Um ano depois, Onyx caiu de novo nas graças
do presidente, e retornou ao quarto andar do Planalto, agora na
Secretaria-Geral da Presidência. A cereja do bolo foi a nomeação de seu
auxiliar, Antônio Barreto Júnior, para a vice-presidência de Governo do Banco
do Brasil.
Também voltou a circular nas rodas
políticas a provável recriação do Ministério do Esporte, num momento em que
Bolsonaro se irritou com as críticas à realização da Copa América no Brasil em
meio à pandemia. Em janeiro, num evento com atletas, o presidente mencionou
essa possibilidade.
A se confirmar sua saída do ministério, um
dos nomes cogitados para assumir o Meio Ambiente é o do advogado mineiro
Antônio Claret Jr., filiado ao Novo e próximo ao governador Romeu Zema (MG),
conforme informou o Valor há
duas semanas.
Todo esse movimento é um ensaio em curso
nos bastidores. A depender exclusivamente de Bolsonaro, Salles fica onde está,
e representa o Brasil na Conferência do Clima em Glasgow em novembro.
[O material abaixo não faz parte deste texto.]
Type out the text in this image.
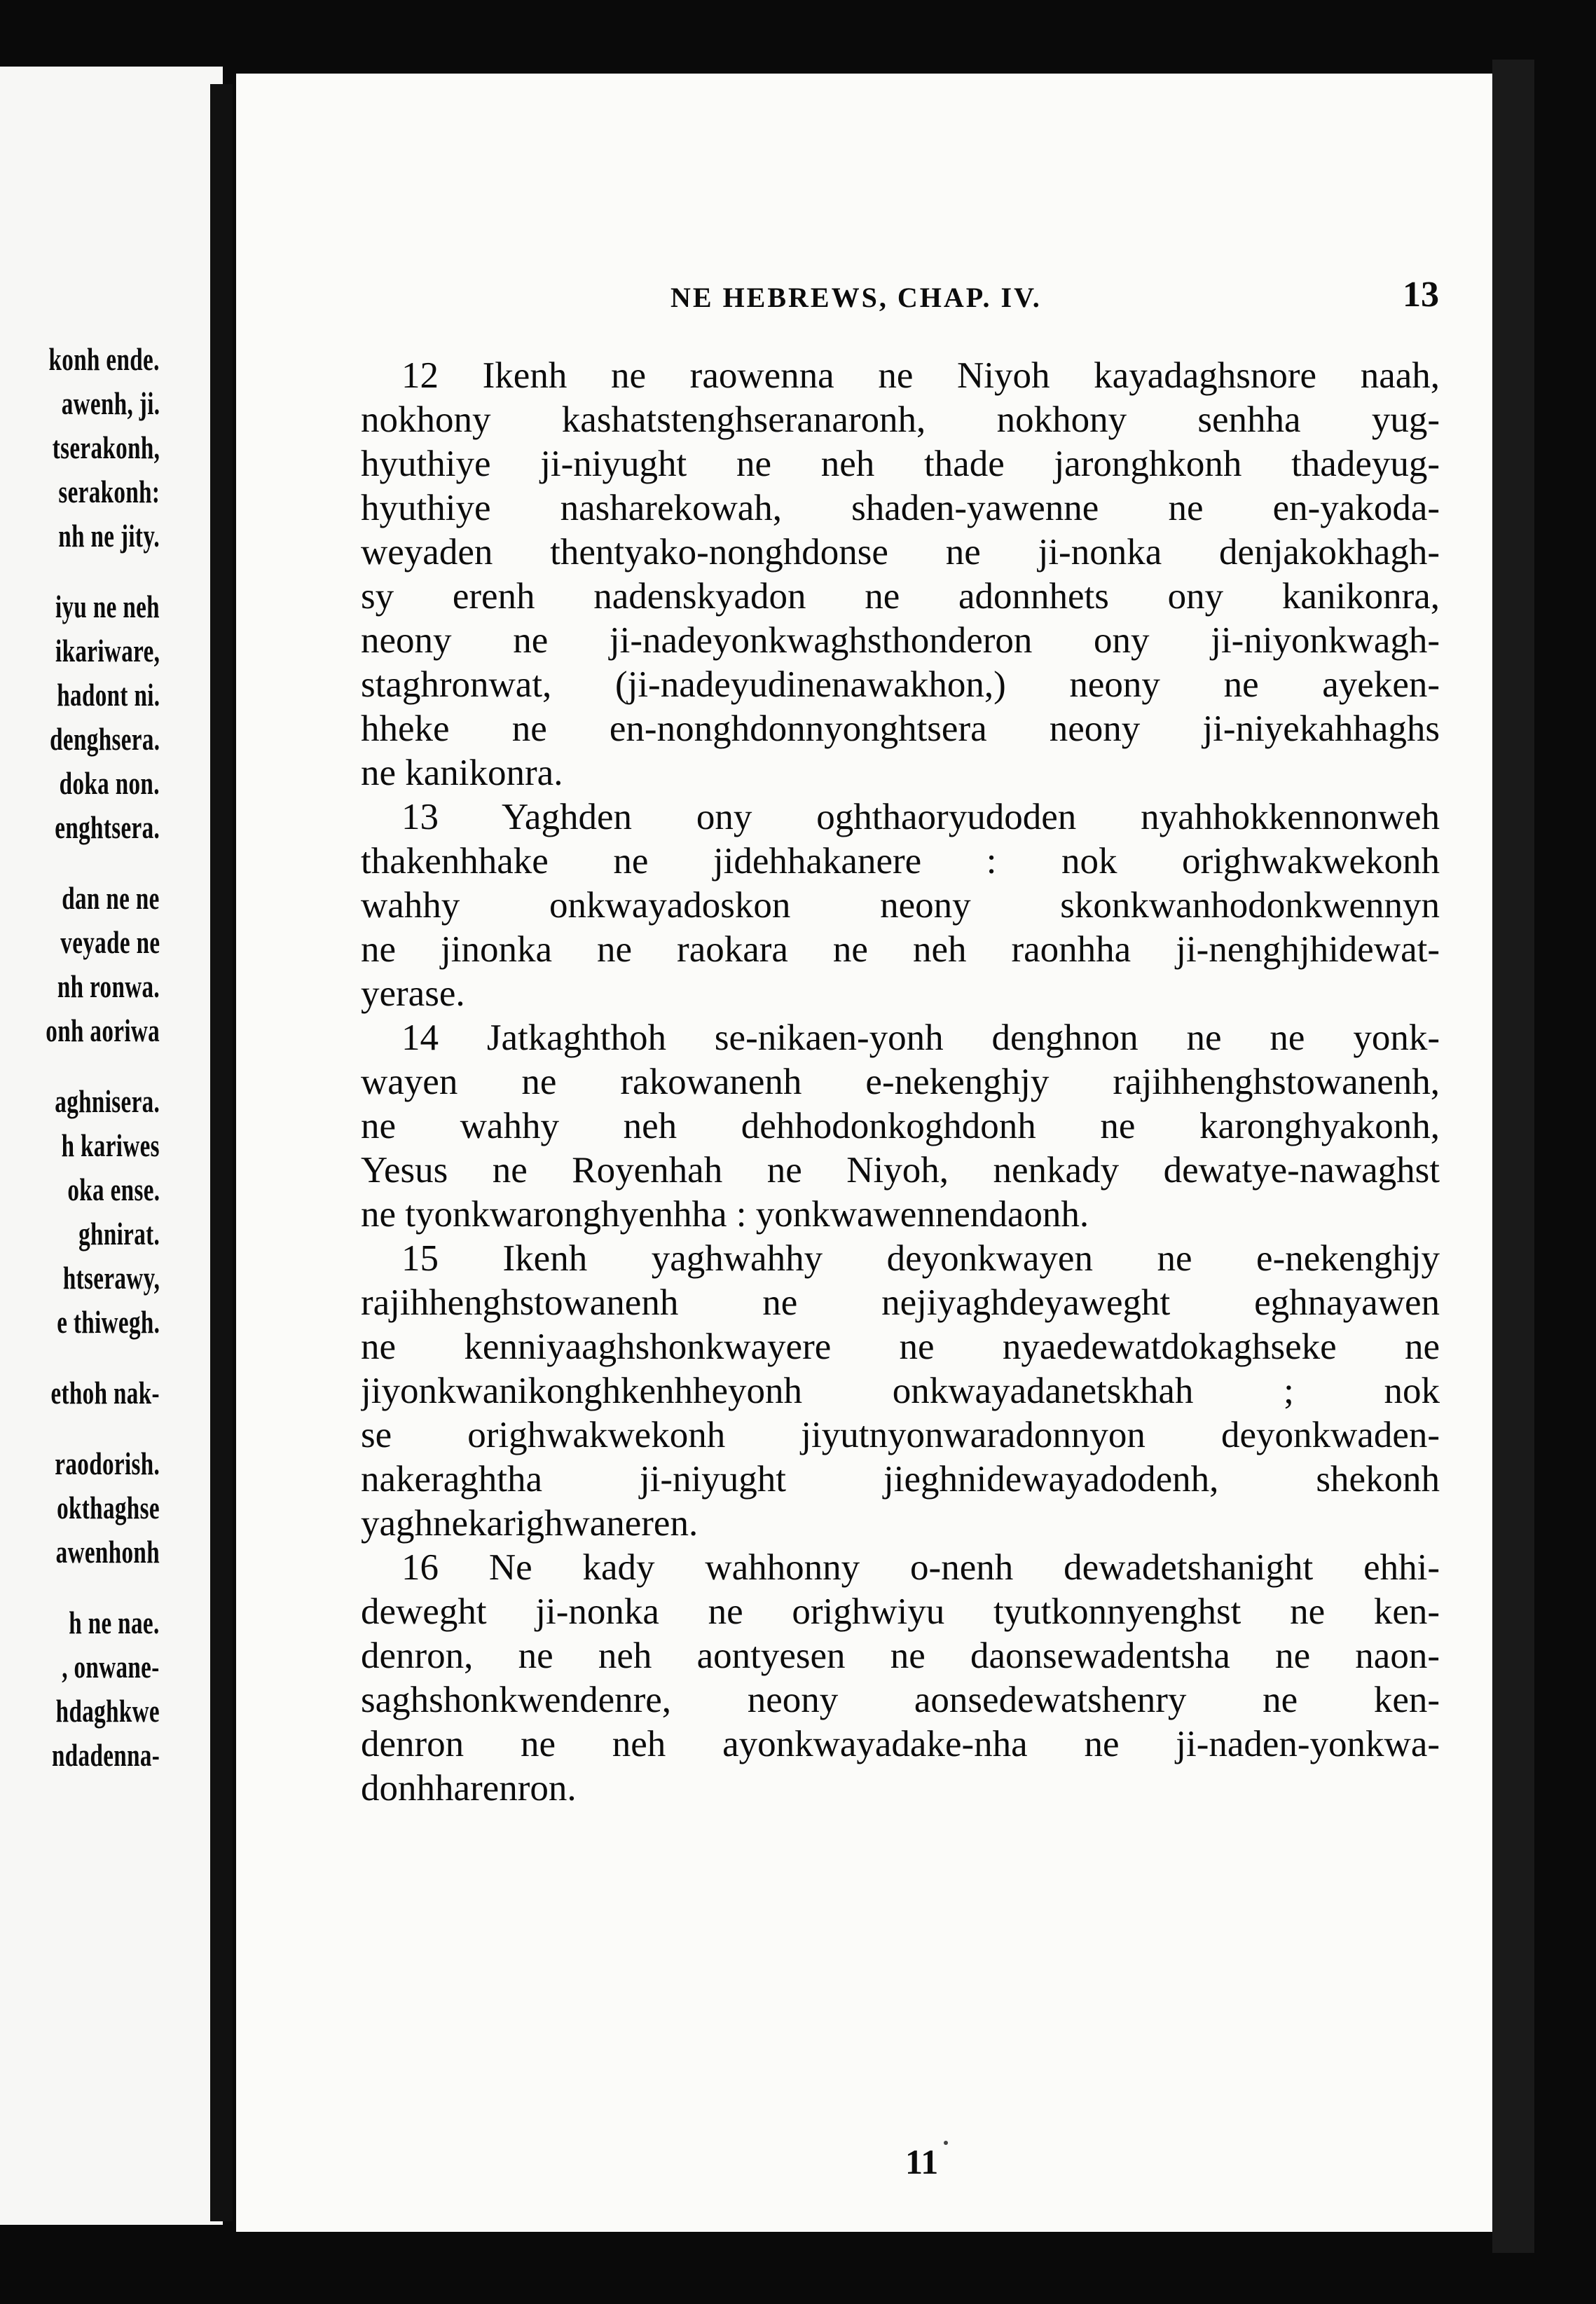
konh ende.
awenh, ji.
tserakonh,
serakonh:
nh ne jity.
iyu ne neh
ikariware,
hadont ni.
denghsera.
doka non.
enghtsera.
dan ne ne
veyade ne
nh ronwa.
onh aoriwa
aghnisera.
h kariwes
oka ense.
ghnirat.
htserawy,
e thiwegh.
ethoh nak-
raodorish.
okthaghse
awenhonh
h ne nae.
, onwane-
hdaghkwe
ndadenna-
NE HEBREWS, CHAP. IV.	13
12 Ikenh ne raowenna ne Niyoh kayadaghsnore naah,
nokhony kashatstenghseranaronh, nokhony senhha yug-
hyuthiye ji-niyught ne neh thade jaronghkonh thadeyug-
hyuthiye nasharekowah, shaden-yawenne ne en-yakoda-
weyaden thentyako-nonghdonse ne ji-nonka denjakokhagh-
sy erenh nadenskyadon ne adonnhets ony kanikonra,
neony ne ji-nadeyonkwaghsthonderon ony ji-niyonkwagh-
staghronwat, (ji-nadeyudinenawakhon,) neony ne ayeken-
hheke ne en-nonghdonnyonghtsera neony ji-niyekahhaghs
ne kanikonra.
13 Yaghden ony oghthaoryudoden nyahhokkennonweh
thakenhhake ne jidehhakanere : nok orighwakwekonh
wahhy onkwayadoskon neony skonkwanhodonkwennyn
ne jinonka ne raokara ne neh raonhha ji-nenghjhidewat-
yerase.
14 Jatkaghthoh se-nikaen-yonh denghnon ne ne yonk-
wayen ne rakowanenh e-nekenghjy rajihhenghstowanenh,
ne wahhy neh dehhodonkoghdonh ne karonghyakonh,
Yesus ne Royenhah ne Niyoh, nenkady dewatye-nawaghst
ne tyonkwaronghyenhha : yonkwawennendaonh.
15 Ikenh yaghwahhy deyonkwayen ne e-nekenghjy
rajihhenghstowanenh ne nejiyaghdeyaweght eghnayawen
ne kenniyaaghshonkwayere ne nyaedewatdokaghseke ne
jiyonkwanikonghkenhheyonh onkwayadanetskhah ; nok
se orighwakwekonh jiyutnyonwaradonnyon deyonkwaden-
nakeraghtha ji-niyught jieghnidewayadodenh, shekonh
yaghnekarighwaneren.
16 Ne kady wahhonny o-nenh dewadetshanight ehhi-
deweght ji-nonka ne orighwiyu tyutkonnyenghst ne ken-
denron, ne neh aontyesen ne daonsewadentsha ne naon-
saghshonkwendenre, neony aonsedewatshenry ne ken-
denron ne neh ayonkwayadake-nha ne ji-naden-yonkwa-
donhharenron.
11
Aliados do ministro observam que o fogo
amigo contra ele tem origem na ala militar, onde Salles cultiva desafetos. Há
oito meses, Salles chamou o hoje ministro-chefe da Casa Civil, Luiz Eduardo
Ramos, de “Maria Fofoca” em uma rede social.
A situação de Salles não é nada
confortável. Ele responde a três investigações. O inquérito em que aparece como
suspeito de facilitar a exportação ilegal de madeira do Brasil para os Estados
Unidos e Europa é relatado por Alexandre de Moraes, considerado um desafeto
pelo Planalto.
Moraes comanda o inquérito sobre os atos antidemocráticos, mandou prender o deputado Daniel Silveira (PSL-SP), e impediu a nomeação do delegado Alexandre Ramagem para a chefia da Polícia Federal. Salles tem atuado para controlar o fogo, mas terá que chamar mais bombeiros.